Quantitative Aesthetics: The Environment as a Signal

This course will explore the application of digital media and computational techniques in analysing the sensible aspects of our environment in both their spatial and temporal dimensions and developing designs that are consistent responses to such an analysis. Architectural design is a response to or an interpretation of a specific context and often begins by an assessment of different aspect of its context involving acquisition of large amounts of digital data (photos, ambient sound recordings, videos etc…). In this course we’ll attempt to systematize the acquisition and interpretation of digital information related to design problems and more specifically to the aesthetic and perceptual aspects of it.

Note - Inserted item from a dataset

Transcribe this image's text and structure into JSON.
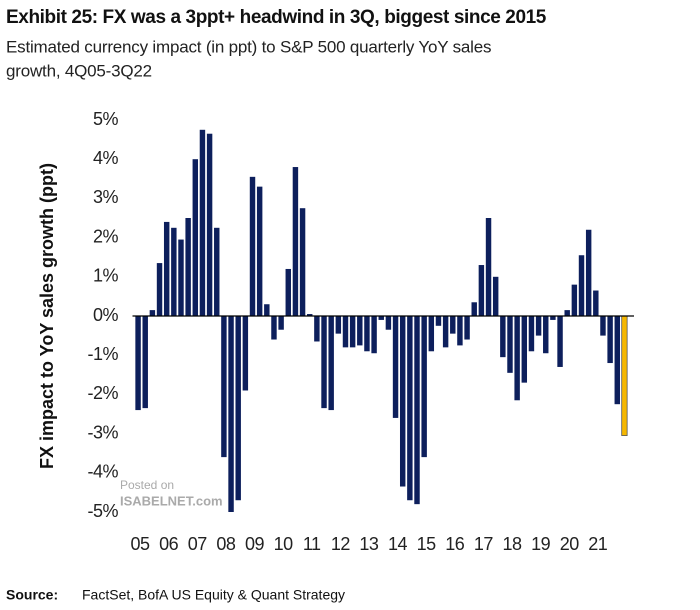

Students will be required to develop a method for the quantitative analysis of particular sensible characteristics in a specific place and then propose and construct a site specific intervention/installation that functions as a form of protest within the chosen context.
The theme is protest aesthetics. More specifically we’ll look into how to consistently create an intervention/installation (acoustic, visual or physical) that counters specific sensible spatial and temporal aspects of its context.Central to this approach will be a speculative marriage between Jacque Ranciere’s aesthetic-political concept of “the distribution of the sensible” and Shannon’s information theory. As a reference we’ll be using the Russian avant-guard art of the early 20th century (El lissitzky’s installations, Klutsis Propaganda machines)
In terms of implementation the students will be introduced to digital sound, image and data analysis tools and techniques such as computer vision that will help us assess the information content of our environment (like openCV) and Frequency analysis and filtering of temporal phenomena.